As an academic, this is exactly the kind of tool that is perfect for teaching and making exam questions with the minimum of fuss. Thank you for doing it, and thank HN for bringing it to my attention!
Happy to know it can be useful! Just keep in mind that it's still fairly bugged for an extensive usage. Because the issue is maybe with the way Inkscape handles python extensions, it might take a bit before it'll be stable.
I’m very excited about this. But I’m I’m also interested to hear why you chose to build this instead of using Zemax’s sequential mode. I’ve written two bespoke ray tracers in my career and to this day I wonder if I should have written them as zemax extensions. Is it just cost?
Zemax would definitely be a more professional option, but I never got the opportunity to dive into it. Also this is more for quick plots than for complex optics
It’s almost definitely cost! Zemax is what, a 5-digit price for the full pack? Prohibitively expensive for anyone but those deep inside the industry who really get their bang for the buck.
I'd like to to add simple tools someday (like ABCD matrices along a beam). But at some point it's probably better to switch to more evolved softwares, like the ones mentioned in the thread
This is so cool and I would have loved to have had this while I was still an academic for diagrams and interactively playing around with setups. For real design, of course the maths gets harder and the software get more expensive. The closest alternatives that I found before were optgeo[1] and OpticalRayTracer[2] but an inkscape plugin like this is much more useful for making diagrams for article, posters and presentation.
I am sorry to hijack this thread to ask a related question. Does anyone know if libraries or programs exist that can model light rays in 3D for objects without circular base, for instance for modelling head lamps on cars and such?
> Does anyone know if libraries or programs exist that can model light rays in 3D for objects without circular base, for instance for modelling head lamps on cars and such?
I guess there are already such addons for Blender app, but I'm not sure what exactly you need, so it would be better to ask such question in Blender Community places[0].
I vaguely remember reading about a job that required Open Cascade, to do this (designing optics for automotive applications), if that's what you're seeking.
Company was called DBM Reflex in Laval, QC
I'm sure other tools (ie. game engines) will also allow you to model all types of optical effects.
Game engines generally aren't able to model optical phenomena very well, but some rendering engines that use unbiased path tracing, especially if using spectral colours, can do so very well, to the point where they can be used in physics research. Some are guaranteed to tend towards the physically correct solution as long as the material functions are correct.
There's the rayopt[1] Python library. You can find a repo of notebooks modelling a bunch of lenses from the original patents here[2].
I've played around a bit with that myself, modelling a Voigtländer Color-Skopar.
> Could this be used as a simple lens designer? Or are there better programs for than?
Take a look on Etienne de Foras'[0] Astree[1] (an amateur telescope making FLOSS app to help with optical design and optimisation) and on Foucault2[2] (an amateur telescope making FLOSS app to help with mirror design and polishing).

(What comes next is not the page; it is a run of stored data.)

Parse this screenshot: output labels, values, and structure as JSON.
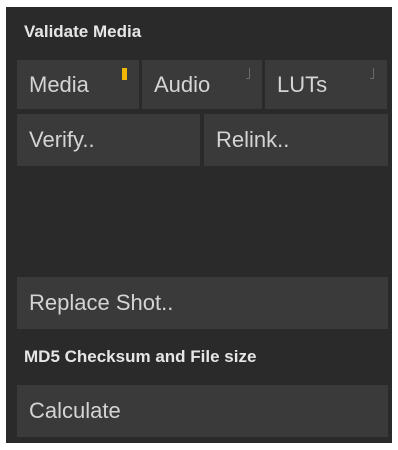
{
  "validate_media": {
    "title": "Validate Media",
    "tabs": [
      {
        "label": "Media",
        "flag": "on"
      },
      {
        "label": "Audio",
        "flag": "off"
      },
      {
        "label": "LUTs",
        "flag": "off"
      }
    ],
    "verify_label": "Verify..",
    "relink_label": "Relink.."
  },
  "replace_shot_label": "Replace Shot..",
  "checksum": {
    "title": "MD5 Checksum and File size",
    "calculate_label": "Calculate"
  },
  "colors": {
    "panel": "#2a2a2a",
    "button": "#3a3a3a",
    "text": "#d4d4d4",
    "accent_flag": "#f2b705"
  }
}
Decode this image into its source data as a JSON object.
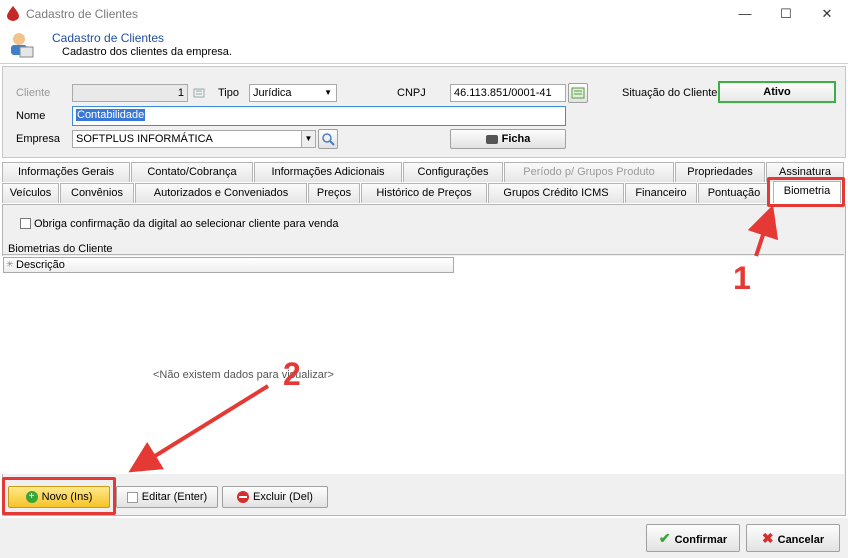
{
  "window": {
    "title": "Cadastro de Clientes",
    "minimize": "—",
    "maximize": "☐",
    "close": "✕"
  },
  "header": {
    "title": "Cadastro de Clientes",
    "subtitle": "Cadastro dos clientes da empresa."
  },
  "form": {
    "cliente_label": "Cliente",
    "cliente_value": "1",
    "tipo_label": "Tipo",
    "tipo_value": "Jurídica",
    "cnpj_label": "CNPJ",
    "cnpj_value": "46.113.851/0001-41",
    "situacao_label": "Situação do Cliente",
    "situacao_value": "Ativo",
    "nome_label": "Nome",
    "nome_value": "Contabilidade",
    "empresa_label": "Empresa",
    "empresa_value": "SOFTPLUS INFORMÁTICA",
    "ficha_label": "Ficha"
  },
  "tabs_row1": [
    "Informações Gerais",
    "Contato/Cobrança",
    "Informações Adicionais",
    "Configurações",
    "Período p/ Grupos Produto",
    "Propriedades",
    "Assinatura"
  ],
  "tabs_row2": [
    "Veículos",
    "Convênios",
    "Autorizados e Conveniados",
    "Preços",
    "Histórico de Preços",
    "Grupos Crédito ICMS",
    "Financeiro",
    "Pontuação",
    "Biometria"
  ],
  "biometria": {
    "checkbox_label": "Obriga confirmação da digital ao selecionar cliente para venda",
    "group_label": "Biometrias do Cliente",
    "column_header": "Descrição",
    "empty_text": "<Não existem dados para visualizar>",
    "novo_label": "Novo (Ins)",
    "editar_label": "Editar (Enter)",
    "excluir_label": "Excluir (Del)"
  },
  "footer": {
    "confirmar_label": "Confirmar",
    "cancelar_label": "Cancelar"
  },
  "annotations": {
    "one": "1",
    "two": "2"
  },
  "colors": {
    "annotation": "#e53935",
    "status_border": "#3cb043",
    "header_title": "#1f4fa0"
  }
}
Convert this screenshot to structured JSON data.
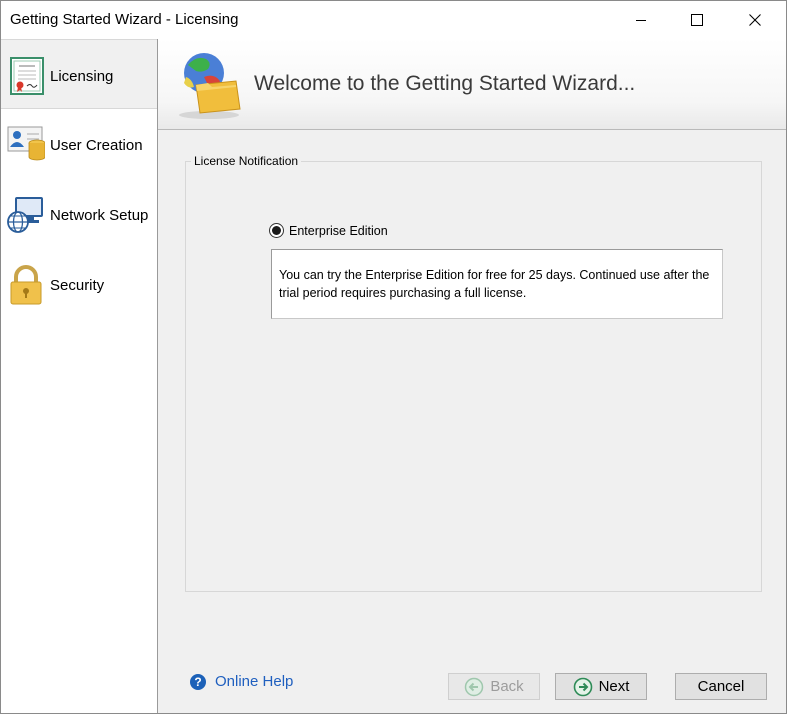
{
  "window": {
    "title": "Getting Started Wizard - Licensing",
    "controls": [
      "minimize-icon",
      "maximize-icon",
      "close-icon"
    ]
  },
  "sidebar": {
    "items": [
      {
        "label": "Licensing",
        "icon": "certificate-icon",
        "selected": true
      },
      {
        "label": "User Creation",
        "icon": "user-database-icon",
        "selected": false
      },
      {
        "label": "Network Setup",
        "icon": "network-computer-icon",
        "selected": false
      },
      {
        "label": "Security",
        "icon": "padlock-icon",
        "selected": false
      }
    ]
  },
  "banner": {
    "title": "Welcome to the Getting Started Wizard...",
    "icon": "globe-folder-icon"
  },
  "license": {
    "group_title": "License Notification",
    "option_label": "Enterprise Edition",
    "option_selected": true,
    "message": "You can try the Enterprise Edition for free for 25 days. Continued use after the trial period requires purchasing a full license."
  },
  "footer": {
    "help_label": "Online Help",
    "back_label": "Back",
    "back_enabled": false,
    "next_label": "Next",
    "cancel_label": "Cancel"
  },
  "colors": {
    "link": "#1f5fbf",
    "sidebar_selected": "#f0f0f0",
    "button_face": "#e1e1e1"
  }
}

Astree in most cases is enough alternative to proprietary Zemax (+ Astree already support ZMX file format).[3]
That's not actually Ray Tracing as that supports only a single ray sample that's not used to produce a rasterized realistic Image but is instead for creating a diagram of a Ray Path on a 2D simulated Optical experiment Table.
It's only tracing a Path in 2D and for visualizing the ray path and not really using that for actual AO, Shadow, Ambient Occlusion, etc on a 3D Image for realistic image production.
It's a nice tool for the Optical Experimenters out there to Produce SVG based Graphical representations for Publishing their works in Optics/Related fields but that's not Ray Tracing in the way that's used in say Blender 3D's Cycles Rendering(On CPU core or GPU Shader Cores) where photo realistic Images are Produced Using Simulated Rays in a simulated 3D environment/Scene.
I do optics design, and use "ray tracing" to analyze optical systems -- lenses, mirrors, etc. So imagine my surprise when I see a link for "ray tracing," and it's some graphical rendering that I can't fathom or use.
It is actually the same thing, but applied to different areas of interest. In both cases it uses equations from physics to form a simulation of light propagation that is accurate enough under certain conditions.
Optical ray tracing predates the computer age, so people learned analysis techniques that required tracing a bare minimum number of rays. In fact you can learn a lot about a simple system by tracing just two rays. For this reason, ray diagrams shown in optics designs tend to show relatively few rays.
But every optics designer wishes we could have the same cool tools as the graphics people, but with the analysis features that we need.